One of the unfortunate realities of a company is that not everyone is going to be compatible. While this often has a positive effect, bringing together people of different creeds, educations, life situations, and more, allowing them to meet more kinds of people, the opposite is often true, where toxic individuals join the company and create the environment worse for everyone in it.

As mentioned above, this does not necessarily mean that the employee was intending to create a toxic work environment. Indeed, this person may be someone with a boisterous personality, someone who lacks the ability to understand when they are going past people’s boundaries and comfort levels.

Worst yet, because their harassing behavior may be, or appear to be, done with no malice, this may be used as justification to disregard the claim. For example, a man may harass a woman, telling sexually inappropriate jokes, and when she talks to human resources (HR), all that may happen is that he is given a talking to, and she is told that “guys will be guys.” The problem still persists, and now she has a reputation of being a buzzkill.

On the other hand, a man may be the subject of inappropriate flirtation from a woman, and if he goes forward with this to HR, he may be mocked by his peers , due to the false perception that men cannot be victims of sexual harassment. It is the obligation of an employer to, even if they believe that this could all be a miscommunication, make it clear that this behavior is not acceptable and, if necessary, fire the offending employee.

Furthermore, the accuser needs to be protected from retribution; people can develop friendships and acquaintanceships, so those attached to the person who was punished or fired may attempt to make the accuser feel uncomfortable. The employer similarly has an obligation to deal with any employees who attempt to harass or intimidate the accuser.

Some harassment can escalate even beyond just flirtation and jokes and can reach a point where it becomes criminal. If an employee physically accosts another employee in a sexual manner, such as grabbing their butt or other part of their body, that could entitle the affected party to pursue criminal charges.

While it is good to be diligent enough to punish incidents like this, the ultimate goal is to have a plan in place to prevent this from happening in the first place. The first thing an employer should do is to make sure that their employees have a policy handbook on hand that includes a thorough and comprehensive sexual harassment policy.

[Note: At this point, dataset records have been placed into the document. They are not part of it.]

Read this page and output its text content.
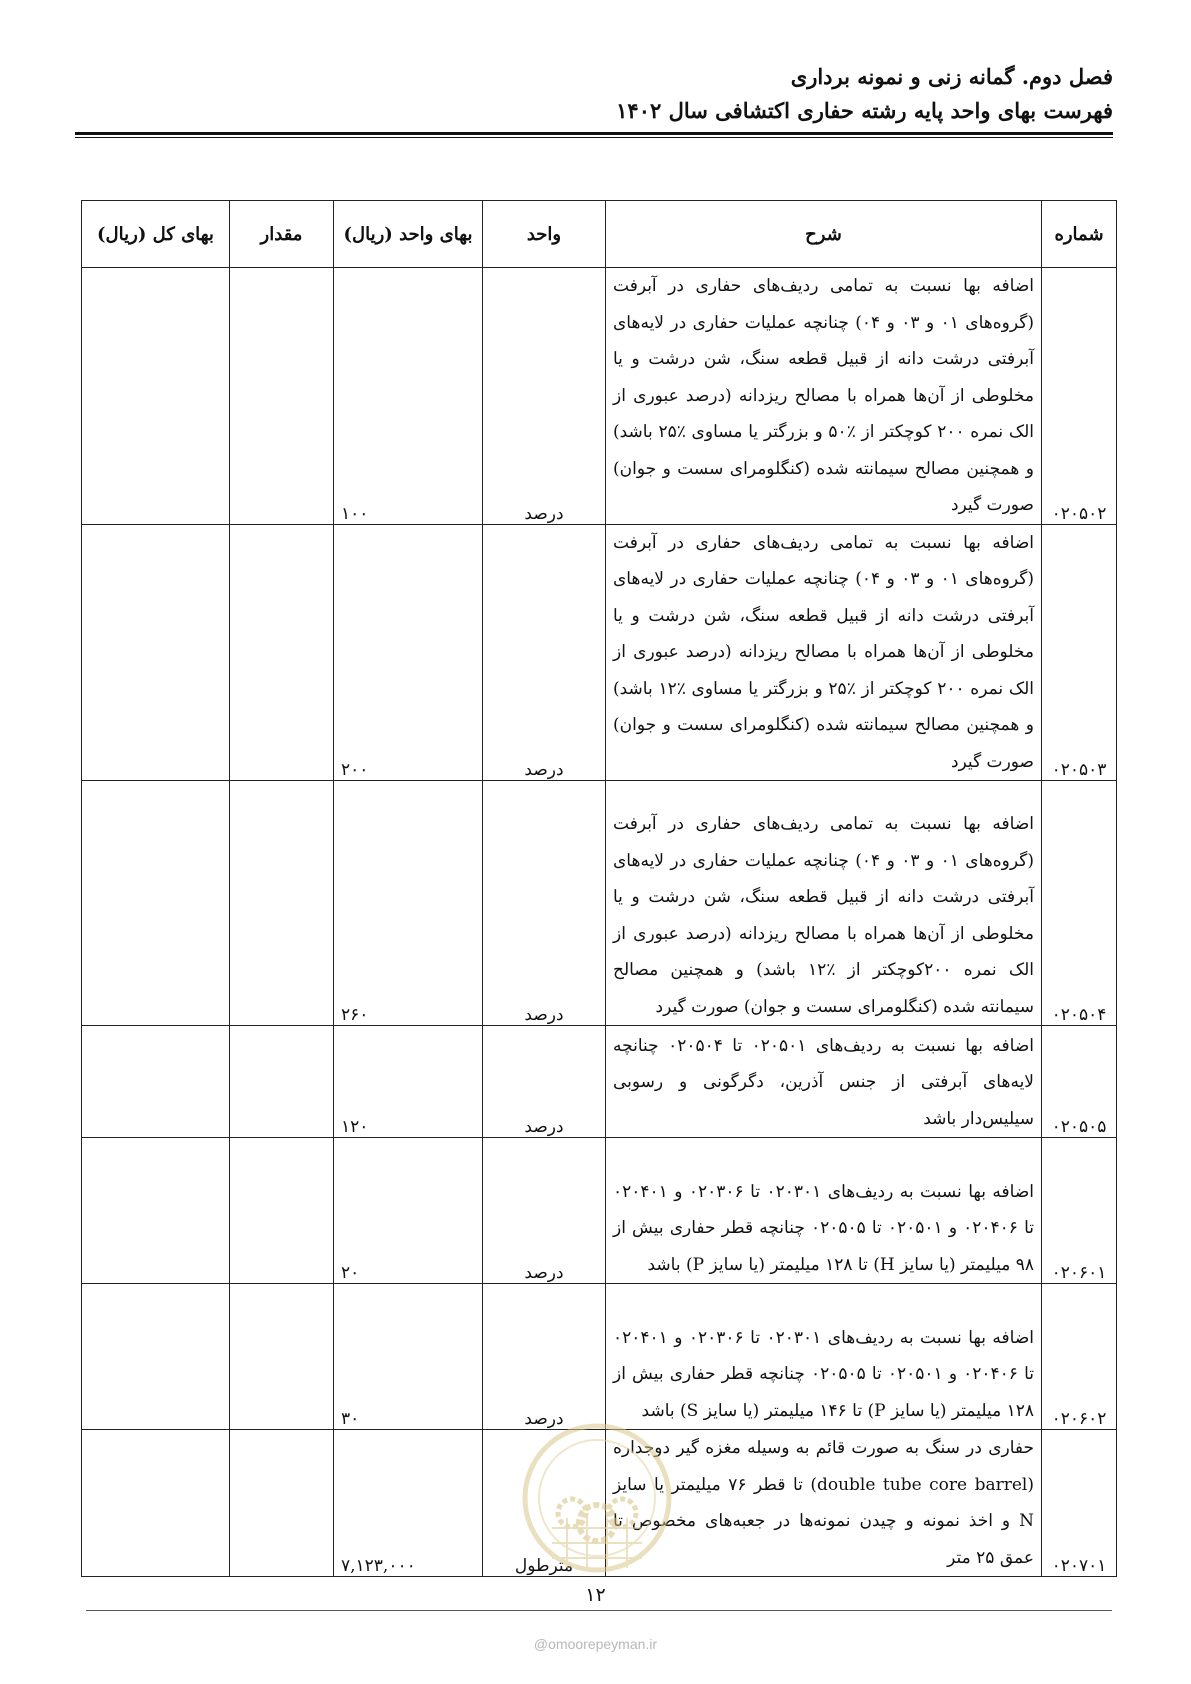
فصل دوم. گمانه زنی و نمونه برداری
فهرست بهای واحد پایه رشته حفاری اکتشافی سال ۱۴۰۲
شماره	شرح	واحد	بهای واحد (ریال)	مقدار	بهای کل (ریال)
۰۲۰۵۰۲	اضافه بها نسبت به تمامی ردیف‌های حفاری در آبرفت (گروه‌های ۰۱ و ۰۳ و ۰۴) چنانچه عملیات حفاری در لایه‌های آبرفتی درشت دانه از قبیل قطعه سنگ، شن درشت و یا مخلوطی از آن‌ها همراه با مصالح ریزدانه (درصد عبوری از الک نمره ۲۰۰ کوچکتر از ٪۵۰ و بزرگتر یا مساوی ٪۲۵ باشد) و همچنین مصالح سیمانته شده (کنگلومرای سست و جوان) صورت گیرد	درصد	۱۰۰		
۰۲۰۵۰۳	اضافه بها نسبت به تمامی ردیف‌های حفاری در آبرفت (گروه‌های ۰۱ و ۰۳ و ۰۴) چنانچه عملیات حفاری در لایه‌های آبرفتی درشت دانه از قبیل قطعه سنگ، شن درشت و یا مخلوطی از آن‌ها همراه با مصالح ریزدانه (درصد عبوری از الک نمره ۲۰۰ کوچکتر از ٪۲۵ و بزرگتر یا مساوی ٪۱۲ باشد) و همچنین مصالح سیمانته شده (کنگلومرای سست و جوان) صورت گیرد	درصد	۲۰۰		
۰۲۰۵۰۴	اضافه بها نسبت به تمامی ردیف‌های حفاری در آبرفت (گروه‌های ۰۱ و ۰۳ و ۰۴) چنانچه عملیات حفاری در لایه‌های آبرفتی درشت دانه از قبیل قطعه سنگ، شن درشت و یا مخلوطی از آن‌ها همراه با مصالح ریزدانه (درصد عبوری از الک نمره ۲۰۰کوچکتر از ٪۱۲ باشد) و همچنین مصالح سیمانته شده (کنگلومرای سست و جوان) صورت گیرد	درصد	۲۶۰		
۰۲۰۵۰۵	اضافه بها نسبت به ردیف‌های ۰۲۰۵۰۱ تا ۰۲۰۵۰۴ چنانچه لایه‌های آبرفتی از جنس آذرین، دگرگونی و رسوبی سیلیس‌دار باشد	درصد	۱۲۰		
۰۲۰۶۰۱	اضافه بها نسبت به ردیف‌های ۰۲۰۳۰۱ تا ۰۲۰۳۰۶ و ۰۲۰۴۰۱ تا ۰۲۰۴۰۶ و ۰۲۰۵۰۱ تا ۰۲۰۵۰۵ چنانچه قطر حفاری بیش از ۹۸ میلیمتر (یا سایز H) تا ۱۲۸ میلیمتر (یا سایز P) باشد	درصد	۲۰		
۰۲۰۶۰۲	اضافه بها نسبت به ردیف‌های ۰۲۰۳۰۱ تا ۰۲۰۳۰۶ و ۰۲۰۴۰۱ تا ۰۲۰۴۰۶ و ۰۲۰۵۰۱ تا ۰۲۰۵۰۵ چنانچه قطر حفاری بیش از ۱۲۸ میلیمتر (یا سایز P) تا ۱۴۶ میلیمتر (یا سایز S) باشد	درصد	۳۰		
۰۲۰۷۰۱	حفاری در سنگ به صورت قائم به وسیله مغزه گیر دوجداره (double tube core barrel) تا قطر ۷۶ میلیمتر یا سایز N و اخذ نمونه و چیدن نمونه‌ها در جعبه‌های مخصوص تا عمق ۲۵ متر	مترطول	۷,۱۲۳,۰۰۰		
۱۲
@omoorepeyman.ir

They should also be made aware of how investigations of sexual harassment are conducted, the possible punishments that may occur as a result of sexual harassment, and that dating co-workers is forbidden, due to how often it can result in harassment through the pursuit of someone to date.

One big issue with sexual harassment is when there is a power differential. If an employer does an inadequate job of covering sexual harassment claims, this can result in not only the environment getting worse, but also discouraging people from coming forward when they become victims of harassment, especially if a superior is responsible.

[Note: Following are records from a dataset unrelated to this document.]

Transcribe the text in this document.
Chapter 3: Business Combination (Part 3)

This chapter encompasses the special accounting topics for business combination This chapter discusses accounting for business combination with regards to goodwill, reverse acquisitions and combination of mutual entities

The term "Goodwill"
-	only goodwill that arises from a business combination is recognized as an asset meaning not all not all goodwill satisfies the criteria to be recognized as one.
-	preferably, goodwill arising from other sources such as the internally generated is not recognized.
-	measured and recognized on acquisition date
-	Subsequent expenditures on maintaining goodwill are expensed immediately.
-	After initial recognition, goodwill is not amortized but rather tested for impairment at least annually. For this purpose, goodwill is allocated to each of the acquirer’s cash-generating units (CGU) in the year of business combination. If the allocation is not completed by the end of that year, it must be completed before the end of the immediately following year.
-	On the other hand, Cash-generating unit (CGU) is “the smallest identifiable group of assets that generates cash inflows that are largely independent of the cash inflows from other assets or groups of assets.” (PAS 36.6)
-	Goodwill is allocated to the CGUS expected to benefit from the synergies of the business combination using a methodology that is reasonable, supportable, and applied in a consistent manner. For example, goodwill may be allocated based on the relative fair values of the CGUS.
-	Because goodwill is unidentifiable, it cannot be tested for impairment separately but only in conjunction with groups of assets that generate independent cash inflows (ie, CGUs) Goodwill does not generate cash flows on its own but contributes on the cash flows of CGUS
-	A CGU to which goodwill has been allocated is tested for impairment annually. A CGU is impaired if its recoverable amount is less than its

In sexual harassment cases, an employer has an obligation to treat every employee equally, taking no bias one way or the other, and going off the facts of the matter. For example, are there more accusers than just the one?

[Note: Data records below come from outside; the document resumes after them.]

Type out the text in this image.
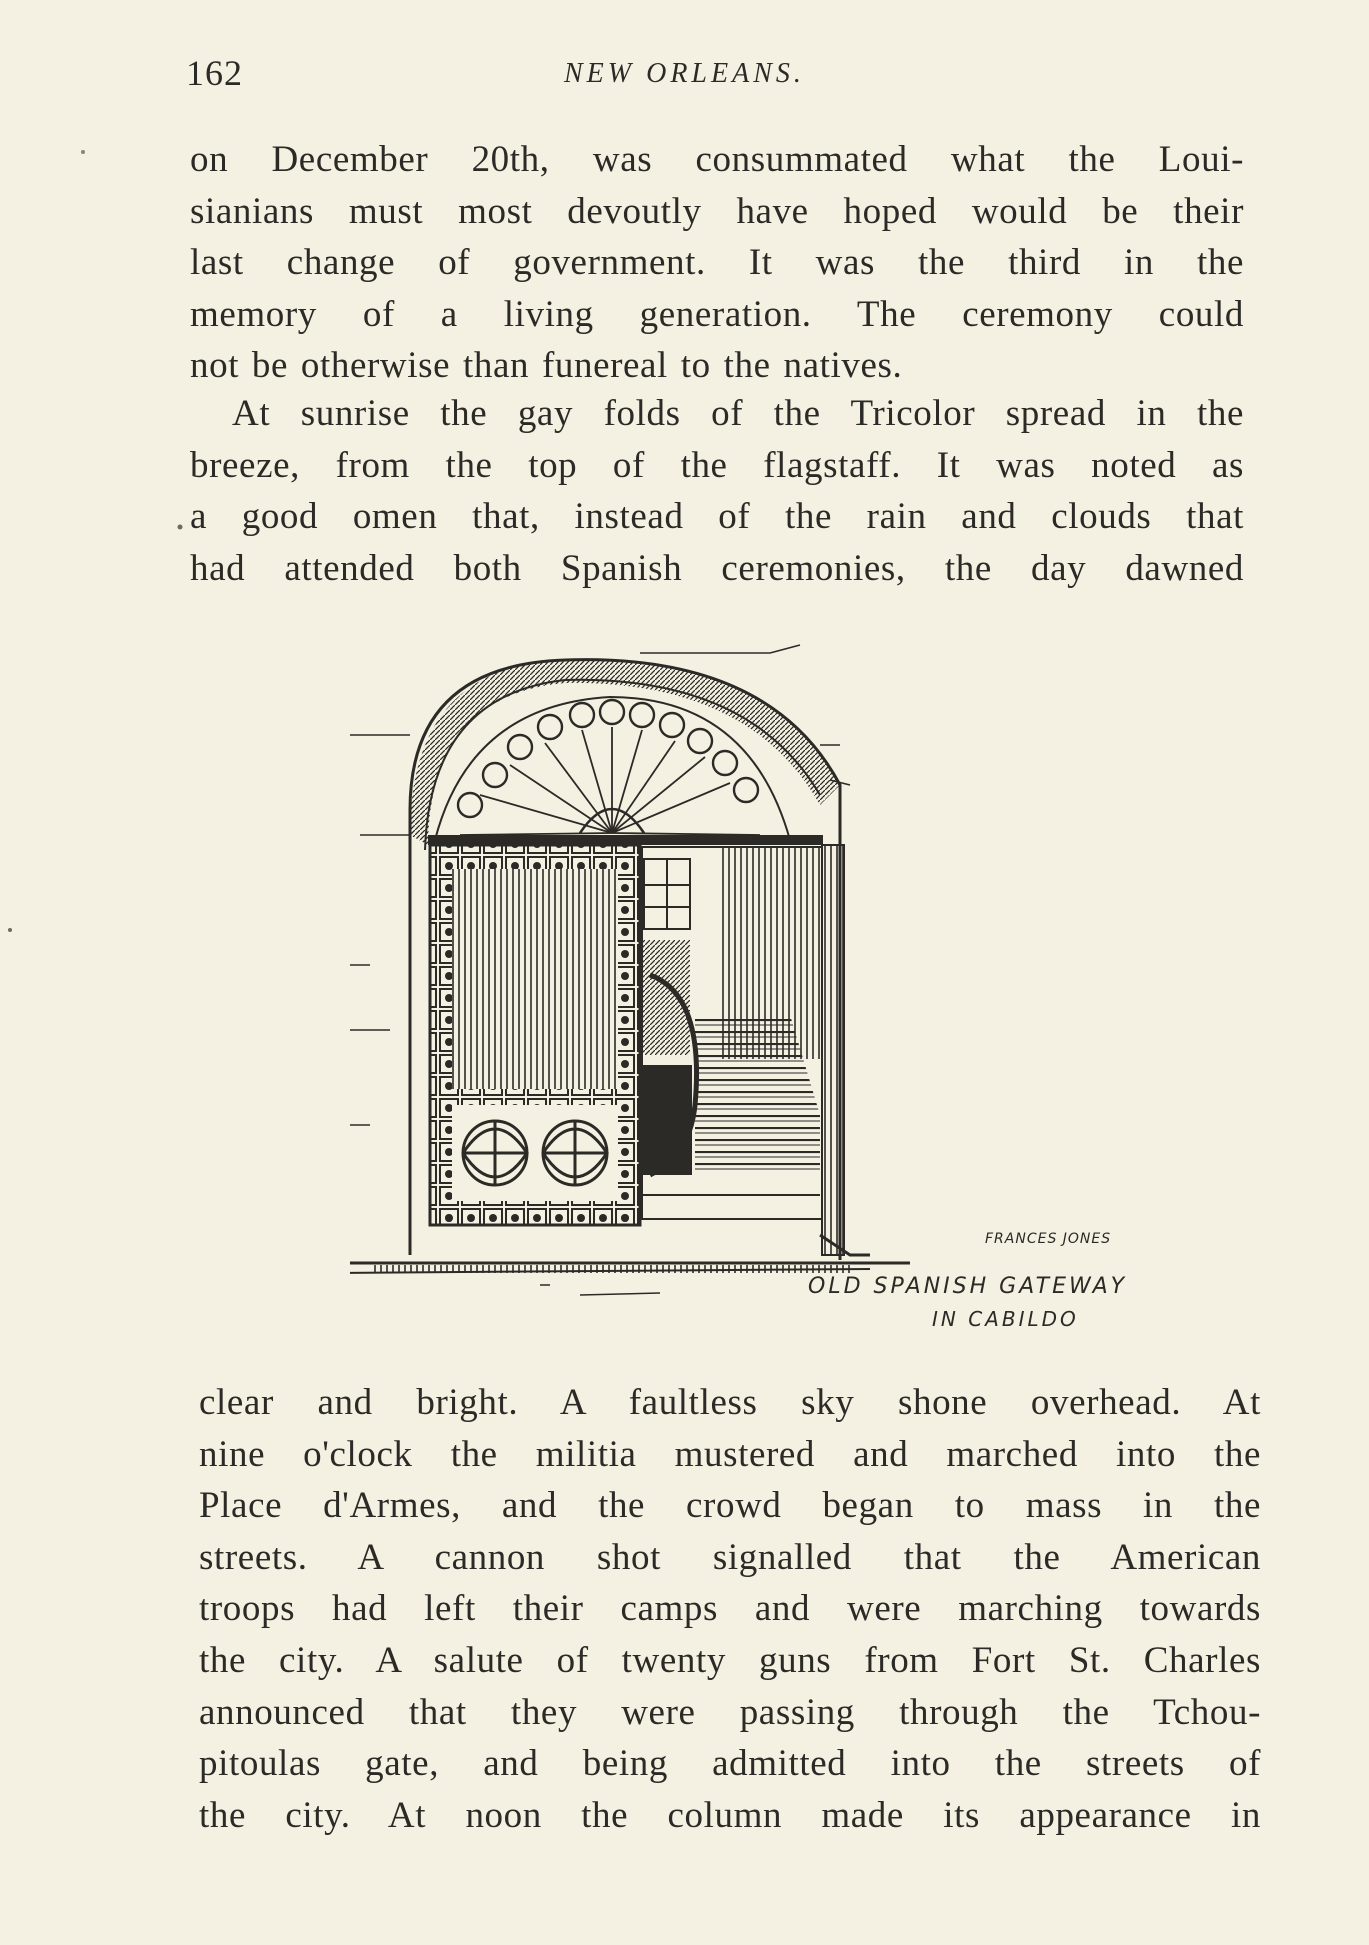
162	NEW ORLEANS.
on December 20th, was consummated what the Loui-
sianians must most devoutly have hoped would be their
last change of government. It was the third in the
memory of a living generation. The ceremony could
not be otherwise than funereal to the natives.
At sunrise the gay folds of the Tricolor spread in the
breeze, from the top of the flagstaff. It was noted as
a good omen that, instead of the rain and clouds that
had attended both Spanish ceremonies, the day dawned
FRANCES JONES
OLD SPANISH GATEWAY
IN CABILDO
clear and bright. A faultless sky shone overhead. At
nine o'clock the militia mustered and marched into the
Place d'Armes, and the crowd began to mass in the
streets. A cannon shot signalled that the American
troops had left their camps and were marching towards
the city. A salute of twenty guns from Fort St. Charles
announced that they were passing through the Tchou-
pitoulas gate, and being admitted into the streets of
the city. At noon the column made its appearance in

Does this person have a history? And honestly, even if an employer cannot find a conclusive determination of guilt, it is likely going to be in the best interests of everyone to adjust things and not have those employees interact.

If an employer fails to do an adequate job to police sexual harassment, things may escalate to someone hiring a sexual harassment lawyer, at which point, it is not just the accused who’s in the fire, but them and others responsible for stopping and preventing sexual harassment in the workplace.